“O Instituto Nossa Senhora da Vida quer permanecer na presença do Deus vivo e arder de zelo pela sua glória, ele ama o deserto e retorna a ele para encontrar Deus et beber nas fontes de águas vivas que ele faz jorrar, mas ele também o deixa para ser, no mundo, um testemunho do Deus vivo, para o revelar às almas e orientá-las para as profundezas da sua intimidade”. (Prólogo das Constituições)

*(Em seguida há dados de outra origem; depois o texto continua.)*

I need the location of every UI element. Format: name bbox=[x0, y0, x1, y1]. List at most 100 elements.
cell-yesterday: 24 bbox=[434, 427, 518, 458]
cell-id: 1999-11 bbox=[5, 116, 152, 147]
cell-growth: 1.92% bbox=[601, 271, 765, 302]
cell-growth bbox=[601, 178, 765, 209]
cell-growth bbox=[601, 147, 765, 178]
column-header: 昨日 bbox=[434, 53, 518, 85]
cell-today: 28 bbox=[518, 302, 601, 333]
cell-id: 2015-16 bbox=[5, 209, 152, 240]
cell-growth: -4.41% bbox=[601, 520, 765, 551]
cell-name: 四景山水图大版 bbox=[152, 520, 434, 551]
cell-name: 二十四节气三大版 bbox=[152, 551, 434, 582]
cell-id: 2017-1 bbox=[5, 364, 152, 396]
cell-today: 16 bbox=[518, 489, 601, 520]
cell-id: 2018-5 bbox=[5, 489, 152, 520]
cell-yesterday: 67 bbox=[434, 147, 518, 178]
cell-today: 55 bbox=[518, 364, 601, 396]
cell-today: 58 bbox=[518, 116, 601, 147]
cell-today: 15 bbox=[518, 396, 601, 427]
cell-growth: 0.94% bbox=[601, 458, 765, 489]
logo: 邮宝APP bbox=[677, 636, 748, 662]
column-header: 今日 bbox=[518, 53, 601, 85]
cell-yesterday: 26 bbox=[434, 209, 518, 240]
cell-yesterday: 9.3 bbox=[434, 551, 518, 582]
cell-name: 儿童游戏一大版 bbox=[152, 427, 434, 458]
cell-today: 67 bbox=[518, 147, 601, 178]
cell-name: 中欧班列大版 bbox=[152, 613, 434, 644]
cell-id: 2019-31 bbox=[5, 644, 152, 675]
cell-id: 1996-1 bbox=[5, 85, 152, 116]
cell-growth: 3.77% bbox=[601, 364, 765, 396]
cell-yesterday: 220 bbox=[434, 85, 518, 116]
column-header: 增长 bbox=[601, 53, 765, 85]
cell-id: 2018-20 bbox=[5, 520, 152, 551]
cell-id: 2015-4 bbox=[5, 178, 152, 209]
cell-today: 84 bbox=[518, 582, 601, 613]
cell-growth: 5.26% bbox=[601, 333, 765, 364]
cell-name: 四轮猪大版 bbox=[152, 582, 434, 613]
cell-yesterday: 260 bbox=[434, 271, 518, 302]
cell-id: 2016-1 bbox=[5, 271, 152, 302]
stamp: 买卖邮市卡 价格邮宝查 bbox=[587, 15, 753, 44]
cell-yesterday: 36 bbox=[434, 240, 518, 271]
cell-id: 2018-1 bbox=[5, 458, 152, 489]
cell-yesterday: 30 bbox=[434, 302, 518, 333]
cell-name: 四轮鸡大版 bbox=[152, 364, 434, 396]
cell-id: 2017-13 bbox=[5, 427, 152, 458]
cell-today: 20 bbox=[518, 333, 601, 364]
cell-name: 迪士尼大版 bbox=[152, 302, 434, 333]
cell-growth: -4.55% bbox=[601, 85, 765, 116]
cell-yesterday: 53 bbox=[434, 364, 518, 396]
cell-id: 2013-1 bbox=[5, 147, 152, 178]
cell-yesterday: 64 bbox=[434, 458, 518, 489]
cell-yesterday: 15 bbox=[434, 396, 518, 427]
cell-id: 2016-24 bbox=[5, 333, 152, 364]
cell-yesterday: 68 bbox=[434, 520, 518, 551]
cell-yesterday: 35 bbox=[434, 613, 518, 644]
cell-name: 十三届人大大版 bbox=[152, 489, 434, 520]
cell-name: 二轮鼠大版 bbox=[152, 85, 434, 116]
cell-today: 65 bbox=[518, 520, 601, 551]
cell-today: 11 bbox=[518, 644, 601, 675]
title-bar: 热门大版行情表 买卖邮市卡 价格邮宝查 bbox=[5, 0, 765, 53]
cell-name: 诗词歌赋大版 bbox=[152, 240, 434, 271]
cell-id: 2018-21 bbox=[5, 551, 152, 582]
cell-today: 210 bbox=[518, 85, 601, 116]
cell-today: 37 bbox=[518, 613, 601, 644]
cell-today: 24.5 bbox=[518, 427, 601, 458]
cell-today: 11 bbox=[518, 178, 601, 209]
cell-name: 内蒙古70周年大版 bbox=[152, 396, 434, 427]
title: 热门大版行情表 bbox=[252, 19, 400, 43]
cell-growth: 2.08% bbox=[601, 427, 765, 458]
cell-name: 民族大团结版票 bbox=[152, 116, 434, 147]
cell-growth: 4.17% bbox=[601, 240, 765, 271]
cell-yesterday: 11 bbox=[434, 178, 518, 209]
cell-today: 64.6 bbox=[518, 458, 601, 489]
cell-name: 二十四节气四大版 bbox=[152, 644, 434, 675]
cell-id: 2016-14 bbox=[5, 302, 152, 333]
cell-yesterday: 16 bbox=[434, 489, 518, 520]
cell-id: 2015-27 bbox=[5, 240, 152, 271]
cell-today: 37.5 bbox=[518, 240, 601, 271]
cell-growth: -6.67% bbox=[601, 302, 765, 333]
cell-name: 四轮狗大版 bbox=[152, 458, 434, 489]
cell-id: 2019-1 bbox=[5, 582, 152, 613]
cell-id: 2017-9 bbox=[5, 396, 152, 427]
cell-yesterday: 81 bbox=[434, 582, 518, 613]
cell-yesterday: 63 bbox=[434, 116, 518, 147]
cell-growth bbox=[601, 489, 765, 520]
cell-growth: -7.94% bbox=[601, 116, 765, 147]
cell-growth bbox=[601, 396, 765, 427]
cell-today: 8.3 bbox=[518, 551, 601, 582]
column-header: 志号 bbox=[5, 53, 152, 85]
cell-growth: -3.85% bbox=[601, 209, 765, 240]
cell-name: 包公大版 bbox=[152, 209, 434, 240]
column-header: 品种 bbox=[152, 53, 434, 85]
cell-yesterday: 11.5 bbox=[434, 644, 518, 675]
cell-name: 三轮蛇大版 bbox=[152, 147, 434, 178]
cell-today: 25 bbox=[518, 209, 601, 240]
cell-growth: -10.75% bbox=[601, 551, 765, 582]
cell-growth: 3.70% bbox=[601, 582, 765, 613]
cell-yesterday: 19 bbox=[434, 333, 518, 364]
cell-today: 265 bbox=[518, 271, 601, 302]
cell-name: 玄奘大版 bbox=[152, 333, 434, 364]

A vida dos membrosleiga-consagrada

Assim como os membros do ramo sacerdotal e masculino, os membros femininos de Nossa Senhora da Vida, testemunham lá onde elas são enviadas da experiência de uma relação viva com Deus. Para este fim, elas recebem uma formação essencialmente espiritual durante dois anos em um centro de formação do Instituto, seja na França (Venasque) ou na Ásia (Filipinas). Essa formação tem por objetivo enraizá-las em uma experiência pessoal com Deus. A pedra angular da vida de um membro de Nossa Senhora da Vida consiste na oração diária,  na Eucaristia, na vida em presença de Deus e nos retornos regulares em uma casa de retiro. Durante esses retiros, os membros refazem suas forças no silêncio, no ritmo de uma vida regular marcada pela oração litúrgica das horas, por momentos de retiro pessoal, de leitura e de ensino. Os momentos de descontração e de partilha fraterna e a transmissão da tradição viva do Instituto, permitem estabelecer laços de comunhão entre pessoas de diferentes origens e gerações.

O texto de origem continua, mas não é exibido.